People of all races and ethnicities can develop ALS. But research also indicates that there’s a higher prevalence of ALS diagnoses in white and non-Hispanic people.

Language Matters

In this article, we use “male and female” to refer to someone’s sex as determined by their chromosomes, and “men and women” when referring to their gender (unless quoting from sources using nonspecific language).

Sex is determined by chromosomes, and gender is a social construct that can vary between time periods and cultures. Both of these aspects are acknowledged to exist on a spectrum both historically and by modern scientific consensus.

Was this helpful?

Every individual’s ALS progression will be different.

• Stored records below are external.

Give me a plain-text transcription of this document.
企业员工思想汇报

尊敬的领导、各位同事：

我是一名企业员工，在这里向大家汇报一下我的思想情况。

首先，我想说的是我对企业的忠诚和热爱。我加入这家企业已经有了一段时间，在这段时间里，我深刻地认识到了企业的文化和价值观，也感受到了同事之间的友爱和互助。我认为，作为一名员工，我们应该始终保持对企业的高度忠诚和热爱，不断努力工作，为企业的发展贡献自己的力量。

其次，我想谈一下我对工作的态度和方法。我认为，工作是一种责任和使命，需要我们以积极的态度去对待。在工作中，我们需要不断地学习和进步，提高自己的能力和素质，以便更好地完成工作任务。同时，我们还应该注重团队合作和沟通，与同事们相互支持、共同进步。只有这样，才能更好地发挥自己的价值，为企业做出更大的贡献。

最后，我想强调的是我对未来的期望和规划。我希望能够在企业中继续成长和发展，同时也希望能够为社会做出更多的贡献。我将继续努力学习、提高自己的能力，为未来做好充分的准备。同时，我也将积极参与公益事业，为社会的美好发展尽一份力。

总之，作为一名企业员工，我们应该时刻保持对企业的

From the early symptoms, ALS will ultimately advance until an individual becomes unable to speak freely, walk, and use their hands. Eventually, breathing will even become difficult as the breathing-related muscles weaken.

While some may live as long as 10 years before succumbing to respiratory failure, most people with ALS live 2 to 5 years after symptoms begin to develop. However, those who are younger when signs first appear tend to live slightly longer.

Approximately 5% to 10% of ALS cases are passed down within families, or are inherited. People with this type of ALS are more likely to only live 1 to 2 years after symptoms first appear.

Early diagnosis can allow time to learn more about ALS, access therapies, and make important end-of-life decisions before an individual becomes weaker.

Your doctor may recommend:

  • talking with a specialist about exercise plans
  • learning more about specific assistive and communicative devices for once the body is too weak to perform tasks
  • speaking with therapists who can help with eating, breathing, and speech as those processes become more difficult
  • having a home assessment done to determine how to make it most functional for future needs

Resources for help

If you or someone you love has recently been diagnosed with ALS, surrounding yourself with people who understand what you’re going through is important. The ALS Association has support groups available for individuals as well as their caretakers. You can also ask your doctor about other supports that may be available in your area.

Was this helpful?

ALS is a progressive disease that ultimately leads to death regardless of when it is diagnosed.

Three drugs may show some promise in helping relieve symptoms and even slow ALS progression. Those three medications are:

  • Riluzole: Research indicates that this first drug for ALS treatment may exhibit “neuro-protective activity,” possibly related to certain damage of the central nervous system.
  • Edaravone: This medication could also stop some of the ALS development and protect motor neuron from damage.
  • Sodium phenylbutyrate and taurursodiol: The Food and Drug Administration (FDA) approved this drug for treating ALS. Research studies show it can slow ALS clinical progression.

However, research is not clear on the benefits of those medications as it relates to ALS development and associated symptoms.

Scientists are also exploring the concept of cellular therapy to temporarily stall the disease progression or improve an individual’s quality of life.

Using stem cells as a treatment method is one of those avenues being investigated, and as that research progresses, the outlook for people with ALS will hopefully improve.

Some of the very early ALS symptoms may be easy to write off as clumsiness, tiredness, or just a delayed reaction. The muscle weakness may even be so slight that it’s not even noticeable.

However, these symptoms will eventually and increasingly limit a person’s ability to control their limbs.

Currently, there’s no cure for ALS. But treatments like medications are available and are typically successful in slowing ALS progression to a limited degree.

ALS is a chronic condition that worsens over time. Regardless of how early ALS is diagnosed, a person’s outlook generally remains the same.

But with continued ALS research, hope remains for more insight into the condition, including diagnosis and treatment.